Hong Kong’s ecological footprint per person is more than double the sustainable level, and the carbon component has increased approximately seven-fold since 1965 according to the first Ecological Footprint Report for Hong Kong, released late last year.
According to the report, Hong Kong residents require an area of land and sea greater than the size of 250 Hong Kongs to produce the natural resources it consumes, and to absorb the carbon dioxide it is responsible for emitting.
To reduce Hong Kong's ecological deficit, WWF is urging Hong Kong to put the concept of "Low Carbon Economy” into real action immediately and develop a comprehensive energy strategy.
"Hong Kong is fortunate in having financial resources to transform into a truly modern city where we can live well on a modest ecological footprint,” said Dr Andy Cornish, Director of Conservation WWF Hong Kong.

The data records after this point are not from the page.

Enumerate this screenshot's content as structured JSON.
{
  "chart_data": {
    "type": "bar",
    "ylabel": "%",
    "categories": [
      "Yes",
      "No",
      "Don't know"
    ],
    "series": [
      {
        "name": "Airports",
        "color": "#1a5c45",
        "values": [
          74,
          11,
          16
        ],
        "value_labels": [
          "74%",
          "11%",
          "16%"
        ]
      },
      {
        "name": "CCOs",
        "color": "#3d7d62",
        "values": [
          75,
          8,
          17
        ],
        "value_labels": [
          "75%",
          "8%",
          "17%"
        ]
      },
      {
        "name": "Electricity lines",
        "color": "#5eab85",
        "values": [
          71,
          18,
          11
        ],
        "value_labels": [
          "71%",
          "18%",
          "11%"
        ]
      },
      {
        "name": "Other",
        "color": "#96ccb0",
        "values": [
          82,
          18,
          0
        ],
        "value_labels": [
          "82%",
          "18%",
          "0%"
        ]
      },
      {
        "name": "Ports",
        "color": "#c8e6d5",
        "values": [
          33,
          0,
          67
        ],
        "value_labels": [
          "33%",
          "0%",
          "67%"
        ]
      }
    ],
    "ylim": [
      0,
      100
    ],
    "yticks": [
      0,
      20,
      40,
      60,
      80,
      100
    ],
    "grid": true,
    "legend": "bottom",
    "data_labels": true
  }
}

“In doing so, Hong Kong can lead by example, providing a sustainability blueprint for other cities in China and around the world. However, our current ecological footprint is far beyond the sustainable level. Hong Kong needs to reduce our footprint by increasing efficiency and reducing consumption.”
Hong Kong covers its significant ecological deficit mostly by importing natural resources from other nations. As resource demand around the world continues to grow and resources become increasingly scarce, the report suggests that Hong Kong’s dependency on imported resources poses considerable risk.
"Although small geographically, Hong Kong not only has significant resource demands, but it also has an over-proportional influence on the world," said Global Footprint Network Executive Director Mathis Wackernagel.
"In an era of increasingly limited resources, it will be in Hong Kong's self-interest to take its ecological balance sheet seriously and limit its resource dependence if it wants to stay prosperous and competitive."
The Hong Kong Ecological Footprint Report will be produced by WWF-Hong Kong every two years. "To move towards a more sustainable Hong Kong, we should reduce our footprint to a sustainable level,” said Dr Cornish.
“We already know where to start. The biggest contributor to Hong Kong's footprint is the way in which we generate and use energy: carbon emissions make up 80 per cent of our overall footprint. Reducing carbon emissions is therefore essential to reducing Hong Kong's overall ecological overshoot.”